Death Threats and Ban Calls ahead of Mashrou' Leila's Byblos Gig
The participation of popular Lebanese rock band Mashrou’ Leila in this year’s edition of the Byblos International Festival has sparked a storm of controversy in the country after the young artists were accused of “insulting Christianity” in their songs.
The band’s supporters and opponents are clashing on social networking websites, amid calls for boycotting and banning the concert. Some users, including Free Patriotic Movement official Naji Hayek, have openly threatened to resort to violence to prevent the gig from taking place.
The Maronite Archbishopric of Byblos has meanwhile issued a statement calling for “barring the Mashrou’ Leila performance on the land of holiness, culture and history,” in reference to the city of Byblos.
“The goals and lyrical content of the band Mashrou’ Leila largely contravene with religious and human values and contain attacks on Christian rituals,” the statement said.
The head of the Catholic Media Center, Father Abdo Abu Kasam, for his part stressed that “the church will not allow any project or concert that insults our religious sanctities.”
“Lebanon is the country of freedoms, but one’s freedom stops at the limit of the other and their respect and dignity,” Abu Kasam added.
The band had been banned from performing in Jordan in 2016 over similar accusations.
The band has toured several Western and Arab countries, including the UAE and Egypt.
In 2017, at least six people were arrested in Egypt after raising the rainbow flag of the lesbian, gay, bisexual and transgender community at Mashrou’ Leila’s concert in Cairo.

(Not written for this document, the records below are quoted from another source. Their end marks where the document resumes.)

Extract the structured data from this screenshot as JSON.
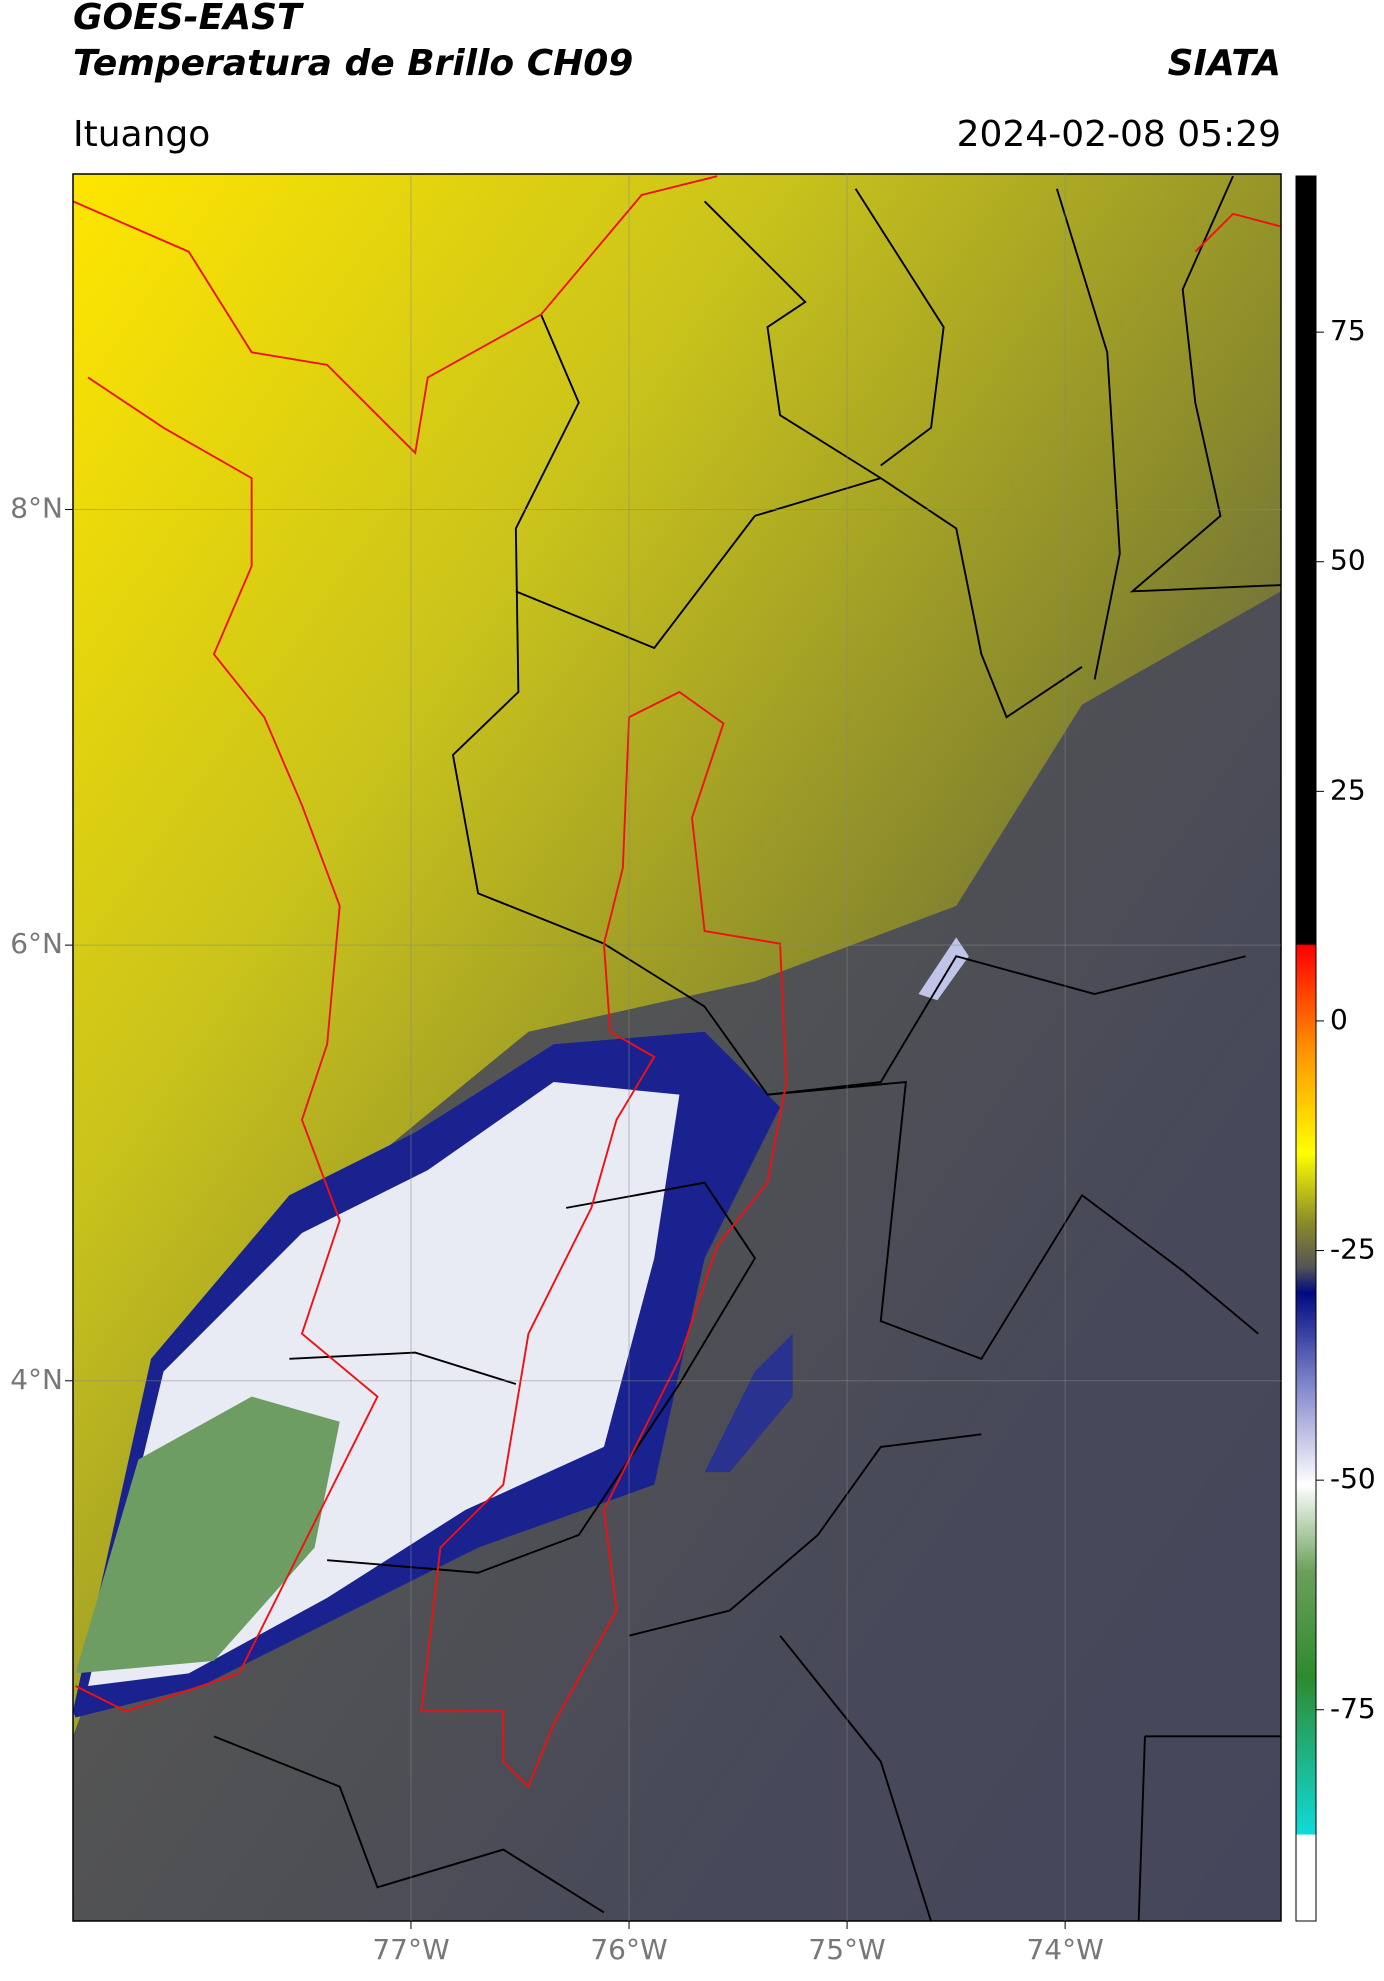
{
  "header": {
    "title": "GOES-EAST",
    "subtitle": "Temperatura de Brillo CH09",
    "agency": "SIATA",
    "location": "Ituango",
    "datetime": "2024-02-08 05:29"
  },
  "map": {
    "latlim": [
      1.52,
      9.54
    ],
    "lonlim": [
      -78.55,
      -73.01
    ],
    "lat_ticks": [
      {
        "value": 8,
        "label": "8°N"
      },
      {
        "value": 6,
        "label": "6°N"
      },
      {
        "value": 4,
        "label": "4°N"
      }
    ],
    "lon_ticks": [
      {
        "value": -77,
        "label": "77°W"
      },
      {
        "value": -76,
        "label": "76°W"
      },
      {
        "value": -75,
        "label": "75°W"
      },
      {
        "value": -74,
        "label": "74°W"
      }
    ],
    "grid": true
  },
  "colorbar": {
    "lim": [
      -98,
      92
    ],
    "ticks": [
      75,
      50,
      25,
      0,
      -25,
      -50,
      -75
    ]
  }
}
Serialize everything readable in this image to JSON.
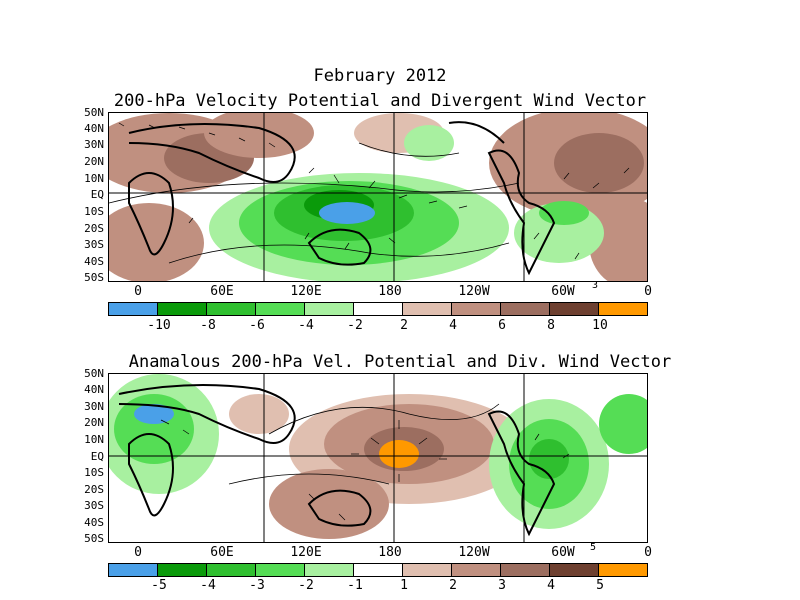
{
  "top": {
    "title_line1": "February 2012",
    "title_line2": "200-hPa Velocity Potential and Divergent Wind Vector",
    "lat_labels": [
      "50N",
      "40N",
      "30N",
      "20N",
      "10N",
      "EQ",
      "10S",
      "20S",
      "30S",
      "40S",
      "50S"
    ],
    "lon_labels": [
      "0",
      "60E",
      "120E",
      "180",
      "120W",
      "60W",
      "0"
    ],
    "vector_ref": "3",
    "colorbar": {
      "colors": [
        "#4aa0e8",
        "#0a9a0a",
        "#2fbf2f",
        "#55dd55",
        "#a8f0a0",
        "#ffffff",
        "#e0bfb0",
        "#c09080",
        "#9c6e60",
        "#6e4030",
        "#ff9900"
      ],
      "labels": [
        "-10",
        "-8",
        "-6",
        "-4",
        "-2",
        "2",
        "4",
        "6",
        "8",
        "10"
      ]
    }
  },
  "bottom": {
    "title": "Anamalous 200-hPa Vel. Potential and Div. Wind Vector",
    "lat_labels": [
      "50N",
      "40N",
      "30N",
      "20N",
      "10N",
      "EQ",
      "10S",
      "20S",
      "30S",
      "40S",
      "50S"
    ],
    "lon_labels": [
      "0",
      "60E",
      "120E",
      "180",
      "120W",
      "60W",
      "0"
    ],
    "vector_ref": "5",
    "colorbar": {
      "colors": [
        "#4aa0e8",
        "#0a9a0a",
        "#2fbf2f",
        "#55dd55",
        "#a8f0a0",
        "#ffffff",
        "#e0bfb0",
        "#c09080",
        "#9c6e60",
        "#6e4030",
        "#ff9900"
      ],
      "labels": [
        "-5",
        "-4",
        "-3",
        "-2",
        "-1",
        "1",
        "2",
        "3",
        "4",
        "5"
      ]
    }
  }
}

The band’s lead singer Hamed Sinno is openly homosexual.
With its unique blend of intricate indie rock and enigmatic Arabic poetry, the band has become one of the Middle East's biggest bands.
Sinno's lyrics touch on sexuality but have also tackled the curses of Lebanese politics, materialism and social strife, often with satirical twists.
Mashrou’ Leila began in 2008 as a university jam band at the American University of Beirut and adopted influences from Balkan melodies, American folk music, and mainstream pop.